I use an external DAC and encounter this crackling problem regularly. I have to unplug/replug my DAC to get it to go back to normal. I just thought it was a hardware problem with my DAC because it’s getting up there in the years, thought the caps might be going. Hmm…

  • I have 4 external all different sound cards and AMPs (USB), it's the same on all of them.

    There is no software remedy, only re-connecting physically works (temporarily)

    • This is not a perfect solution, but if it's possible - see if the apps in question have an option for 'exclusive control' over the audio device.

      If they do, then the app in question will pass the audio raw to the external device without the OS or any existing mixers interfering at all.

      Of course, no other audio will play - only that from the app with exclusive control. It's not perfect but it can help in these scenarios.

  • I had an external audio interface with occasional horrible bursts of white noise.
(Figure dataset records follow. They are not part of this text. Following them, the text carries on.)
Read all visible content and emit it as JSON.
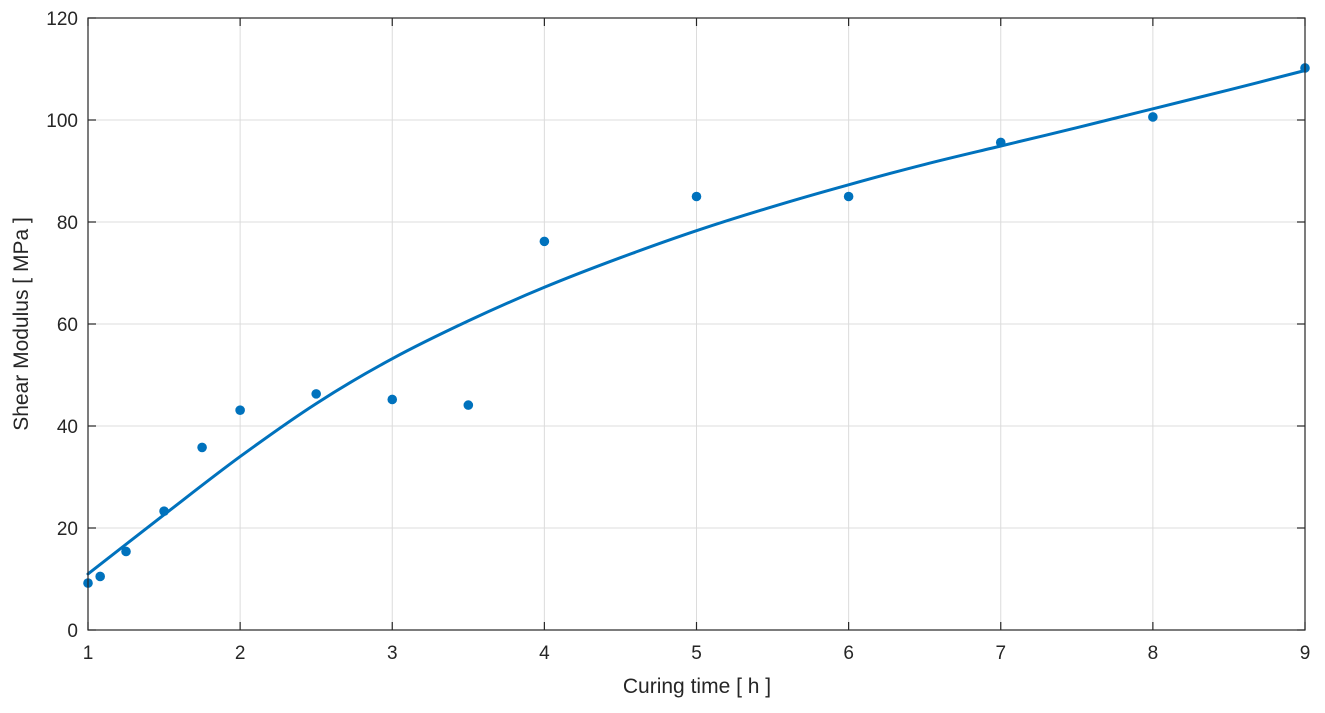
{
  "chart_data": {
    "type": "scatter",
    "xlabel": "Curing time [ h ]",
    "ylabel": "Shear Modulus [ MPa ]",
    "xlim": [
      1,
      9
    ],
    "ylim": [
      0,
      120
    ],
    "xticks": [
      1,
      2,
      3,
      4,
      5,
      6,
      7,
      8,
      9
    ],
    "yticks": [
      0,
      20,
      40,
      60,
      80,
      100,
      120
    ],
    "grid": true,
    "legend": "none",
    "series": [
      {
        "type": "scatter",
        "color": "#0072BD",
        "points": [
          {
            "x": 1.0,
            "y": 9.2
          },
          {
            "x": 1.08,
            "y": 10.5
          },
          {
            "x": 1.25,
            "y": 15.4
          },
          {
            "x": 1.5,
            "y": 23.3
          },
          {
            "x": 1.75,
            "y": 35.8
          },
          {
            "x": 2.0,
            "y": 43.1
          },
          {
            "x": 2.5,
            "y": 46.3
          },
          {
            "x": 3.0,
            "y": 45.2
          },
          {
            "x": 3.5,
            "y": 44.1
          },
          {
            "x": 4.0,
            "y": 76.2
          },
          {
            "x": 5.0,
            "y": 85.0
          },
          {
            "x": 6.0,
            "y": 85.0
          },
          {
            "x": 7.0,
            "y": 95.6
          },
          {
            "x": 8.0,
            "y": 100.6
          },
          {
            "x": 9.0,
            "y": 110.2
          }
        ]
      },
      {
        "type": "line",
        "color": "#0072BD",
        "points": [
          {
            "x": 1.0,
            "y": 11.0
          },
          {
            "x": 1.5,
            "y": 22.6
          },
          {
            "x": 2.0,
            "y": 34.0
          },
          {
            "x": 2.5,
            "y": 44.4
          },
          {
            "x": 3.0,
            "y": 53.2
          },
          {
            "x": 3.5,
            "y": 60.6
          },
          {
            "x": 4.0,
            "y": 67.2
          },
          {
            "x": 4.5,
            "y": 73.0
          },
          {
            "x": 5.0,
            "y": 78.3
          },
          {
            "x": 5.5,
            "y": 83.0
          },
          {
            "x": 6.0,
            "y": 87.3
          },
          {
            "x": 6.5,
            "y": 91.3
          },
          {
            "x": 7.0,
            "y": 94.9
          },
          {
            "x": 7.5,
            "y": 98.5
          },
          {
            "x": 8.0,
            "y": 102.2
          },
          {
            "x": 8.5,
            "y": 105.9
          },
          {
            "x": 9.0,
            "y": 109.7
          }
        ]
      }
    ]
  }
}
I assumed it was the CPU not being fast enough, because there was a correlation between work and the bursts… but in the end it was a power supply that wasn’t powerful enough for all my hardware (although everything worked). I changed it, and the issue went away.

  • Sometimes happens on Windows and Linux, too. Could be a bug in the XMOS SDK, seeing how almost all audio interfaces use it.

  • I wonder if the clock source is getting out of whack with the DACs, it could be caused by extreme jitter.

I had crackling in my M1 MBP headphone jack, any variety of plugged in, USB/DAC all summer/early fall. I assumed it was an audio controller issue. And then it kind of dissipated, until there was a warm day in October. I had just watered the plant on my desk. All winter -- not an issue. House is cool and dry, but as soon as the humidity gets above 60% or so, I get crackling. Not sure what I'm going to do this summer.

And get ready for macOS 14.4 where apparently Apple's decided that we're no longer allowed to kickstart coreaudiod (or any other LaunchDaemons)

    $ sudo launchctl kickstart -kp system/com.apple.audio.coreaudiod
    Could not kickstart service "com.apple.audio.coreaudiod": 1: Operation not permitted

I've definitely had the crackling on my M1 Ventura.

Also I use an old AudioBox USB and it sometimes dies and needs the unplug/replug.

Oh god, I thought my display was the problem, but it's the laptop! I'm so angry that Apple is to blame.

I've been using Macs for audio work since 2007 and never experienced these issues. Currently using a Motu M4 but I've used probably a dozen audio interfaces plus the built-in ones.

Could this be an electrical issue?

Are you bus powering your interfaces?